Anyway some questions(as I am collecting opinions/suggestions to further add to my confusion:

1) If all of these are perhaps afterswarms and they are virgin queens how long until I see brood(should the queen go out, mate and make it back)..perhaps a month?

2) Would it be better to add eggs/brood from one of my strong queen right package hives to the presumed queenless(I mean there could be a virgin queen in there that I am not seeing) OR should I take the small swarm in the cardboard nuc...do a newspaper combine(add third 10 frame deep to the queenless hive) and hope the virgin queen can save it OR add the eggs/brood from strong hive to the queenless and then hive the swarm hoping to build it into a strong colony? 



























What would you do? Thanks!


----------



## Erik (May 1, 2012)

re 1) I'd give the virgin queen swarm a week. The virgin queen was fit enough for flying, but will now need a good weather day and drones available in the DCA to get mated. She may fly a couple days for mating, then will fatten up and start laying. So give her a week from when the swarm moved in before looking for eggs. Since eggs are hard to see, wait another 4 days (11-13 since swarm moved in) and look for the easier to see larvae. 

Michael Bush has a lot of good info at his site on swarms. Definitely worth a read depending on whether you want to encourage or discourage swarms. 

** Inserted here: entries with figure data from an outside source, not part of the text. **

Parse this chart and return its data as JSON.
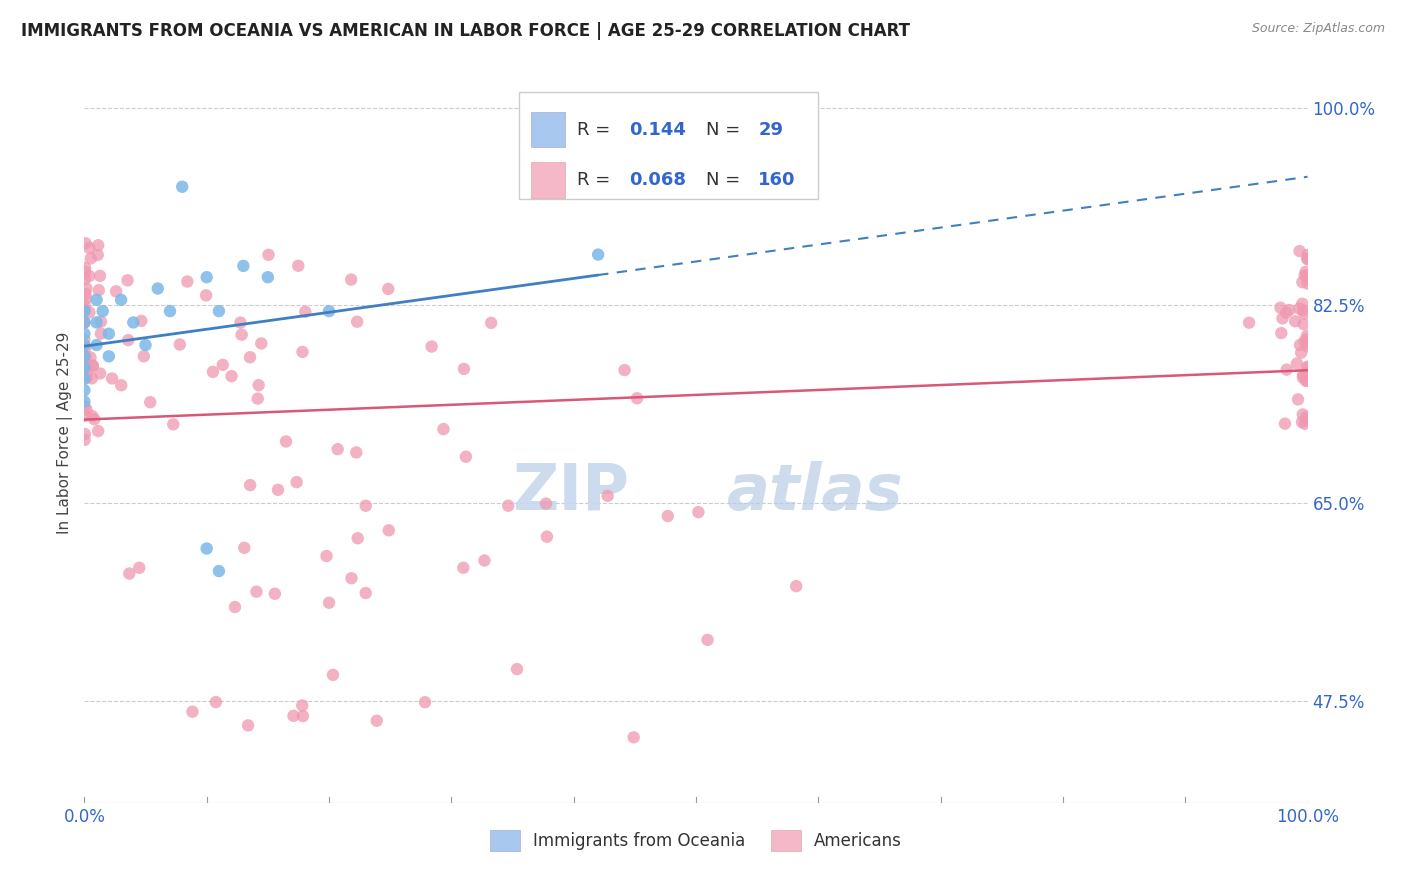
{
  "title": "IMMIGRANTS FROM OCEANIA VS AMERICAN IN LABOR FORCE | AGE 25-29 CORRELATION CHART",
  "source": "Source: ZipAtlas.com",
  "ylabel": "In Labor Force | Age 25-29",
  "xmin": 0.0,
  "xmax": 1.0,
  "ymin": 0.385,
  "ymax": 1.04,
  "ytick_positions": [
    0.475,
    0.65,
    0.825,
    1.0
  ],
  "ytick_labels": [
    "47.5%",
    "65.0%",
    "82.5%",
    "100.0%"
  ],
  "grid_yticks": [
    0.475,
    0.65,
    0.825,
    1.0
  ],
  "oceania_color": "#a8c8f0",
  "american_color": "#f5b8c8",
  "oceania_scatter_color": "#7ab8e8",
  "american_scatter_color": "#f098b0",
  "trendline_oceania_color": "#4080c0",
  "trendline_american_color": "#d85878",
  "watermark_color": "#d0dff0",
  "background_color": "#ffffff",
  "grid_color": "#cccccc",
  "legend_r1": "0.144",
  "legend_n1": "29",
  "legend_r2": "0.068",
  "legend_n2": "160"
}
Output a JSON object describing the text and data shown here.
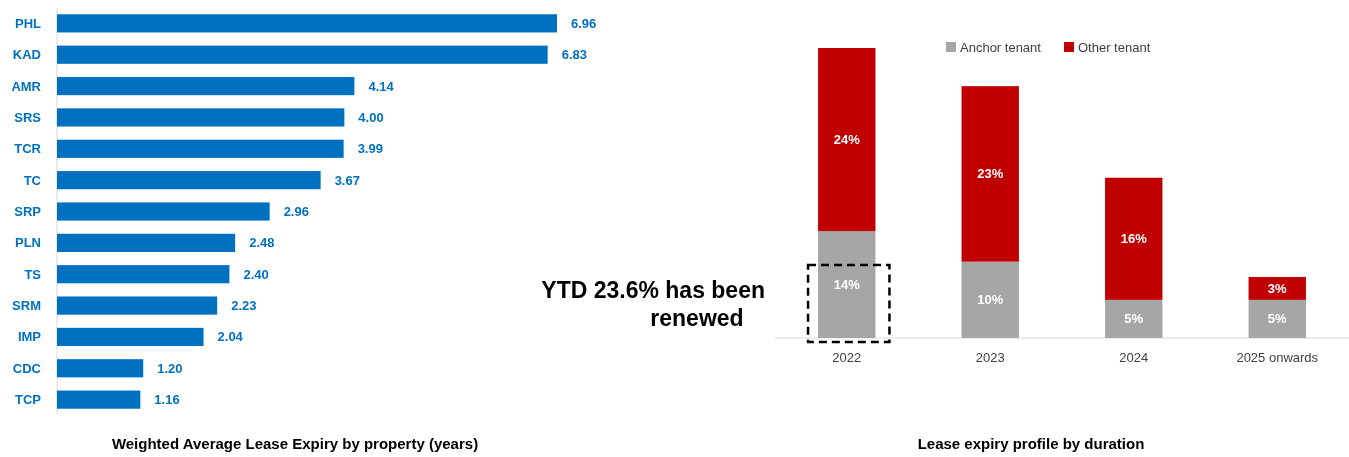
{
  "chart_data": [
    {
      "type": "bar",
      "orientation": "horizontal",
      "title": "Weighted Average Lease Expiry by property (years)",
      "categories": [
        "PHL",
        "KAD",
        "AMR",
        "SRS",
        "TCR",
        "TC",
        "SRP",
        "PLN",
        "TS",
        "SRM",
        "IMP",
        "CDC",
        "TCP"
      ],
      "values": [
        6.96,
        6.83,
        4.14,
        4.0,
        3.99,
        3.67,
        2.96,
        2.48,
        2.4,
        2.23,
        2.04,
        1.2,
        1.16
      ],
      "value_labels": [
        "6.96",
        "6.83",
        "4.14",
        "4.00",
        "3.99",
        "3.67",
        "2.96",
        "2.48",
        "2.40",
        "2.23",
        "2.04",
        "1.20",
        "1.16"
      ],
      "color": "#0070c0"
    },
    {
      "type": "bar",
      "stacked": true,
      "title": "Lease expiry profile by duration",
      "categories": [
        "2022",
        "2023",
        "2024",
        "2025 onwards"
      ],
      "series": [
        {
          "name": "Anchor tenant",
          "color": "#a6a6a6",
          "values": [
            14,
            10,
            5,
            5
          ],
          "value_labels": [
            "14%",
            "10%",
            "5%",
            "5%"
          ]
        },
        {
          "name": "Other tenant",
          "color": "#c00000",
          "values": [
            24,
            23,
            16,
            3
          ],
          "value_labels": [
            "24%",
            "23%",
            "16%",
            "3%"
          ]
        }
      ],
      "legend": "top",
      "annotations": [
        "YTD 23.6% has been renewed"
      ]
    }
  ]
}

http://www.bushfarms.com/beesswarmcontrol.htm

re 2) If your queen-right hive has plenty of brood frames I would give one frame of brood (ideally a mixture of eggs, larvae, capped workers, and a honey/ bee bread band of stores along the top of the frame. Depending on the strength of the parent hive you may or may not wish to take the nurse bees currently on the frame. Just do try to NOT take the queen from the queen-right hive. 

Having brood to raise will be a strong incentive for the bees to remain in the hive rather than perhaps abscond. If the queen doesn't get mated or is lost to a predator the bees can raise an emergency queen from the eggs/larvae.


----------



## Harley Craig (Sep 18, 2012)

what is the board on top of the box with all of the holes? Looks like an invite to robbing to me


----------



## jwcarlson (Feb 14, 2014)

Sounds to me like someone needs to buy a lottery ticket.


----------



## hlhart2014 (Jun 11, 2012)

That is an all season hive cover from Honey Run Apiaries..the holes have screen over them...I had to stick an 8 frame telescoping cover until I get my 10 frame one...here is a link: http://www.honeyrunapiaries.com/store/all-season-inner-cover-p-232.html(the holes have screen over them)...


Harley Craig said:


> what is the board on top of the box with all of the holes? Looks like an invite to robbing to me


----------



## hlhart2014 (Jun 11, 2012)

Oh how I wish!


jwcarlson said:


> Sounds to me like someone needs to buy a lottery ticket.


----------